Случись на улице какое-нибудь происшествие, о нем тут же узнают — это передается из уст в уста или даже попадает в печать. Но в дальних закоулках города о случившихся драмах не знают даже ближайшие соседи, разве что одна кумушка шепнет об этом на ухо другой.

ПРИЖИВАЛЬЩИК ДЯДЯ РАПОЛАС

Чудесный весенний день — день пасхи. Целую ночь люди провели в костеле на всенощном бдении, пели псалмы, слушали проповедь, витали в облаках вместе с ангелами; в их ушах еще стоит позвякивание колокольчиков на светильниках, в глазах еще рябит от множества огней в густой темноте. Дома остались одни старухи, чтобы приготовить еду повкуснее да пожирнее. Особенно все спешили отведать топленого молока, чтобы, так сказать, «навощить кишки», которые все семь недель великого поста не видели ничего жирного и которые, если их сразу нагрузить мясными кушаньями, могут, чего доброго, расклеиться и отказать совсем.

Раполас Гейше, называемый нынче дядей-приживальщиком, и его «сынок» — младший ребенок брата Довидаса, Адомукас, в обряде воскресения Христова не участвовали. Оба они сладко проспали, пригревшись в постели, чуть не до возвращения остальных из костела. Адомукас уже успел воочию убедиться, что наступила пасха: проснувшись, он обнаружил у себя под подушкой парочку красных яичек, точно таких же, какие в субботу матушка варила в луковой шелухе. Схватив их обеими ручонками, он как был, без штанишек, помчался к матушке поделиться своей радостью. Та несказанно удивилась — ай да красота, вот это подарок! — повертела яички в руках и, прищелкнув языком, сказала:

— Выходит, пора тебе, детка, разговляться. Видишь, пасха пришла, значит, Иисус воскрес, с минуты на минуту наши прибудут — услышим по стуку, дорога-то за ночь промерзла.
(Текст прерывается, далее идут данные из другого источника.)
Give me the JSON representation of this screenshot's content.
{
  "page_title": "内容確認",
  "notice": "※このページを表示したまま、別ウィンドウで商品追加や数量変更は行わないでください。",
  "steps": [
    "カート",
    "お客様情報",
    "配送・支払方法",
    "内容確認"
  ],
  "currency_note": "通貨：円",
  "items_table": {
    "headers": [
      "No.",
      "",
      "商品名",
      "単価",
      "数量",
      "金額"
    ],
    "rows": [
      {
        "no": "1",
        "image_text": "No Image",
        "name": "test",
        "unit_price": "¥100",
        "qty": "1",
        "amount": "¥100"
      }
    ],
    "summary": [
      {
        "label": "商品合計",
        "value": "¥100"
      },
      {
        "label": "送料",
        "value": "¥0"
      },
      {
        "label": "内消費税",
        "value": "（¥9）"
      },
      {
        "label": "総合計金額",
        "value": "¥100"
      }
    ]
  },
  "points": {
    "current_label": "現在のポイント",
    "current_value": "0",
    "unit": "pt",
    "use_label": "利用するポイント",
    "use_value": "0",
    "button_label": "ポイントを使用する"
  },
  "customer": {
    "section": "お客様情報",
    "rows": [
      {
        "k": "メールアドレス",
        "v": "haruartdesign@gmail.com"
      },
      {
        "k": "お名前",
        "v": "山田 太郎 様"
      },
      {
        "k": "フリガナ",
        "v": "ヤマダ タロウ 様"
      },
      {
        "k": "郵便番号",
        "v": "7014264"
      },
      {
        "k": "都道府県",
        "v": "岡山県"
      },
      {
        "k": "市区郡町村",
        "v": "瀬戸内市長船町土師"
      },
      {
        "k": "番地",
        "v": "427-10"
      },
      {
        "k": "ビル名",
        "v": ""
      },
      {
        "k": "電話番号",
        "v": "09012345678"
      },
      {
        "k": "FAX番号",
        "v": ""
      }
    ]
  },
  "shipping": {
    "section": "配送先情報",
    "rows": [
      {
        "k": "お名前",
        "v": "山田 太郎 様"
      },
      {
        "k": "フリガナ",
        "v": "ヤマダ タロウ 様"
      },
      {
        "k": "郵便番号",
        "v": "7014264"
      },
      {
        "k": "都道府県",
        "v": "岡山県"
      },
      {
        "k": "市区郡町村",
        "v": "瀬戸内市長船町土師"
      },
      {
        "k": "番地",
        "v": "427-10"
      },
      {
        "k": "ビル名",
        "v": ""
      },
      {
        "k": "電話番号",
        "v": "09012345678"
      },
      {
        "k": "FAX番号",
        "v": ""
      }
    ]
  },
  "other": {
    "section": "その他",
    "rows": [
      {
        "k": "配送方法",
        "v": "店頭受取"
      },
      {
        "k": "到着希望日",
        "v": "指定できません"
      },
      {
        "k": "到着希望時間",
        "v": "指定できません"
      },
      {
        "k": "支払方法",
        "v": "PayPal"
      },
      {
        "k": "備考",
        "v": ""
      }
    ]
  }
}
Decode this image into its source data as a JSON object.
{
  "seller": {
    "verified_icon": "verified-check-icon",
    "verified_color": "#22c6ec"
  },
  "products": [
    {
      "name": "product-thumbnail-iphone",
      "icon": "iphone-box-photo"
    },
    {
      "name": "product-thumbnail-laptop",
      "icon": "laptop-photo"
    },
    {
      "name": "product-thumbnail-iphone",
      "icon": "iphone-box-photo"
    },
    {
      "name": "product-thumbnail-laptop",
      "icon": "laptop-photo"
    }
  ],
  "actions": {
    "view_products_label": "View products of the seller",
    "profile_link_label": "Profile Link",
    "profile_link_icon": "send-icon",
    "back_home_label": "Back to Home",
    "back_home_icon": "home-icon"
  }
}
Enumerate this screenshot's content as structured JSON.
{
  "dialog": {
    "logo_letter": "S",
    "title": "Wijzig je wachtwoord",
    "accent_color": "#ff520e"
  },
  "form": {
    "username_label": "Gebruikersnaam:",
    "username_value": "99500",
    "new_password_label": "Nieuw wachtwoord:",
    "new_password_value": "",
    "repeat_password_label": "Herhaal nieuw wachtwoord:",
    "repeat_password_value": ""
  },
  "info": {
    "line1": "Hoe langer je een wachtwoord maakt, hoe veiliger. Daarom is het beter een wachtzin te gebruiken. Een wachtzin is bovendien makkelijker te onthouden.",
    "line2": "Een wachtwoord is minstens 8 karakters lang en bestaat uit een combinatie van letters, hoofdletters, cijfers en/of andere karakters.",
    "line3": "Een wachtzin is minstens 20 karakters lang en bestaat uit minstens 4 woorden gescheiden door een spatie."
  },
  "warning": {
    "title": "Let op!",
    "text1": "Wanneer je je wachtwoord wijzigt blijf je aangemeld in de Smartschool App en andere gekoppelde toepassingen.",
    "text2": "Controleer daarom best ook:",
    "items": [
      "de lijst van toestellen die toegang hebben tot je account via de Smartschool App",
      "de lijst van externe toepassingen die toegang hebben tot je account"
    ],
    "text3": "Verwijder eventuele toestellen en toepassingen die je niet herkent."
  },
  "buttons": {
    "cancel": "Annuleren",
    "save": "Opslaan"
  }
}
Адомукас хотел разговляться непременно с любимым дядюшкой. Предстал с пасхальными подарками и перед ним, поразил и его, подобно матушке, неописуемой их красотой. Когда тот налюбовался ими, Адомукас протянул одно яичко дяде, велев держать его крепко, а сам он сейчас стукнет по нему своим.

— На, бей, — послушно согласился дядя, низко нагнувшись над ребенком и нарочно зажав яичко почти целиком в руке.